Boltzmann’s constant is 1.38066 ×
10−23 J/K, and Avogadro’s number is 6.02 ×
1023 mol−1. What is the average kinetic energy of each
type of molecule?
Answer in units of J.

Homework Equations

The Attempt at a Solution

I think that the awnser is just simply taking the temperature and multiplying it my Boltzmann constant, but that seems to simple.

 

[cepheid]

The Attempt at a Solution

I think that the awnser is just simply taking the temperature and multiplying it my Boltzmann constant, but that seems to simple.

You're close -- the average energy per particle will be proportional to k_BT, but not exactly equal to it. I think that you're just missing an important concept. Here is that concept: in a system of particles, there are many degrees of freedom, meaning that there are many different modes that can contribute to the internal kinetic energy of the system. There is translational kinetic energy (i.e. energy of particles moving from one place to another). In the case of a monatomic gas, that's it. Since each particle in the gas consists of single atom, all the particles can do is move around. There are three translational degrees of freedom corresponding to the three independent directions through space in which particles can move. In the case of a gas in which each particle of the gas is a molecule consisting of more than one atom, those molecules can also vibrate and rotate. So, you have additional modes or degrees of freedom in which kinetic energy can be present (in this case kinetic energy due to vibrational and rotational motion). Now, the question is, on average, how is the total kinetic energy of the system split up amongst these various degrees of freedom? The answer is given by a theorem known as the Equipartition Theorem. If you read this small section from the Wikipedia article about it, it should give you all the information you need to answer your question.

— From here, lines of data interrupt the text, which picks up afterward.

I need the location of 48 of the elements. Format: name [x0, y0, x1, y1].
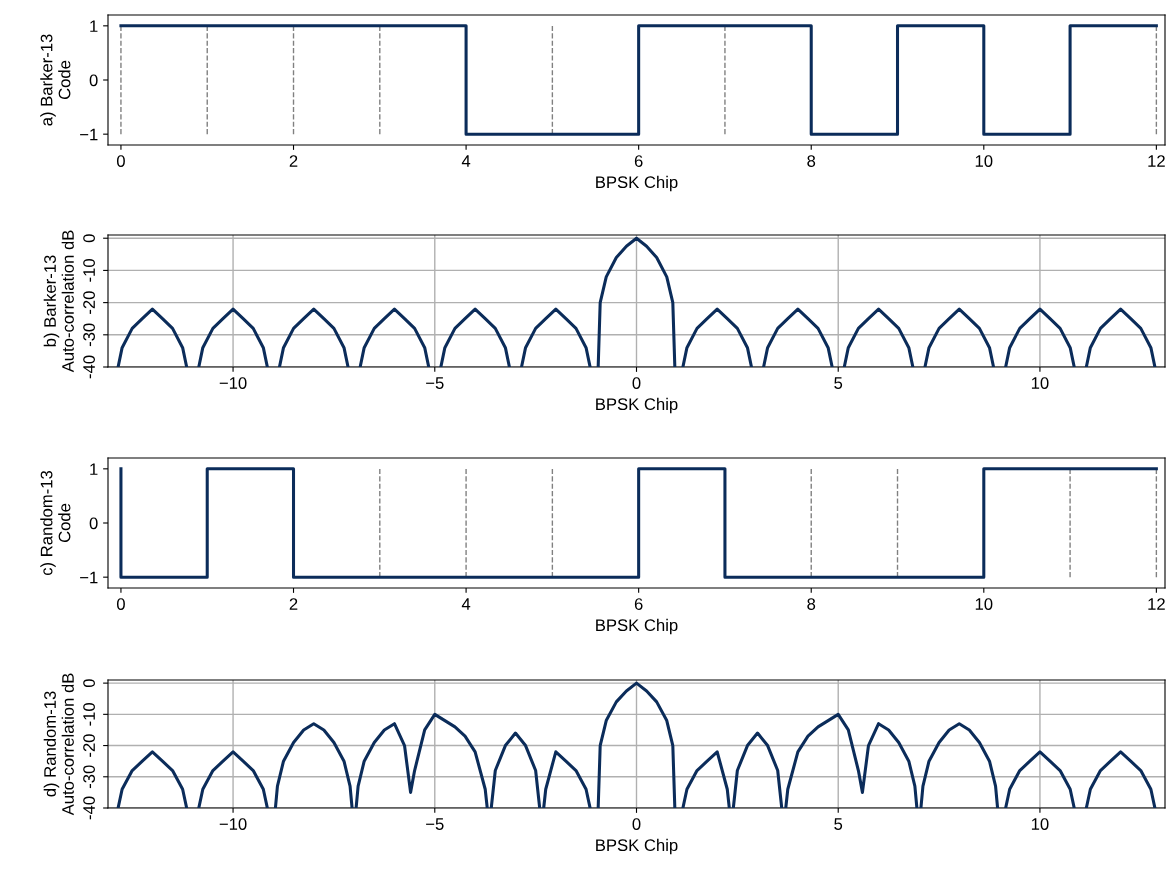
y-tick-label: -10: [83, 702, 95, 726]
x-axis-title: BPSK Chip: [596, 397, 678, 414]
x-tick-label: 5: [834, 818, 843, 830]
x-tick-label: 10: [975, 155, 993, 167]
y-tick-label: 0: [89, 74, 98, 87]
x-axis-title: BPSK Chip: [596, 838, 678, 855]
x-tick-label: 10: [975, 598, 993, 610]
x-tick-label: 4: [461, 155, 471, 167]
x-tick-label: 5: [834, 377, 843, 389]
x-tick-label: 0: [632, 818, 641, 830]
y-axis-title: b) Barker-13 Auto-correlation dB: [43, 230, 74, 373]
x-tick-label: −5: [426, 818, 444, 830]
y-axis-title: c) Random-13 Code: [40, 470, 71, 576]
x-tick-label: 2: [289, 598, 298, 610]
y-tick-label: 0: [89, 517, 98, 530]
y-tick-label: 0: [83, 234, 95, 243]
y-tick-label: -30: [83, 765, 95, 789]
y-tick-label: -20: [83, 291, 95, 314]
y-axis-title: a) Barker-13 Code: [40, 34, 71, 126]
x-tick-label: 10: [1031, 818, 1049, 830]
x-tick-label: −10: [219, 818, 247, 830]
y-tick-label: −1: [80, 128, 98, 141]
y-tick-label: -30: [83, 323, 95, 347]
y-tick-label: -40: [83, 355, 95, 379]
x-tick-label: 2: [289, 155, 298, 167]
y-tick-label: 1: [90, 20, 98, 32]
y-tick-label: -40: [83, 796, 95, 820]
x-tick-label: 0: [116, 598, 125, 610]
x-tick-label: 12: [1148, 598, 1165, 610]
x-tick-label: 4: [461, 598, 471, 610]
x-tick-label: 6: [634, 155, 643, 167]
y-tick-label: 1: [90, 463, 98, 475]
x-tick-label: 12: [1148, 155, 1165, 167]
x-axis-title: BPSK Chip: [596, 618, 678, 635]
x-tick-label: 0: [632, 377, 641, 389]
x-axis-title: BPSK Chip: [596, 175, 678, 192]
y-tick-label: 0: [83, 679, 95, 688]
x-tick-label: 8: [807, 598, 816, 610]
y-tick-label: -10: [83, 259, 95, 282]
x-tick-label: −10: [219, 377, 247, 389]
x-tick-label: 6: [634, 598, 643, 610]
x-tick-label: −5: [426, 377, 444, 389]
y-tick-label: −1: [80, 571, 98, 584]
x-tick-label: 0: [116, 155, 125, 167]
y-tick-label: -20: [83, 734, 95, 757]
x-tick-label: 10: [1031, 377, 1049, 389]
y-axis-title: d) Random-13 Auto-correlation dB: [43, 673, 74, 816]
x-tick-label: 8: [807, 155, 816, 167]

http://en.wikipedia.org/wiki/Equipartition_theorem#Translational_energy_and_ideal_gases

As you probably already guessed just from the name of the theorem, it turns out that the total kinetic energy is split up (partitioned) equally amongst the degrees of freedom in the system.

EDIT: I know that helium exists as monatomic gas (each particle in the gas is a single helium atom). This is in constrast to other examples like hydrogren, which is a diatomic gas (each particle is a molecule consisting of two H atoms bonded together -- H₂). I believe that argon, being a noble gas just like helium, probably also exists in monatomic form. That makes this question particularly simple.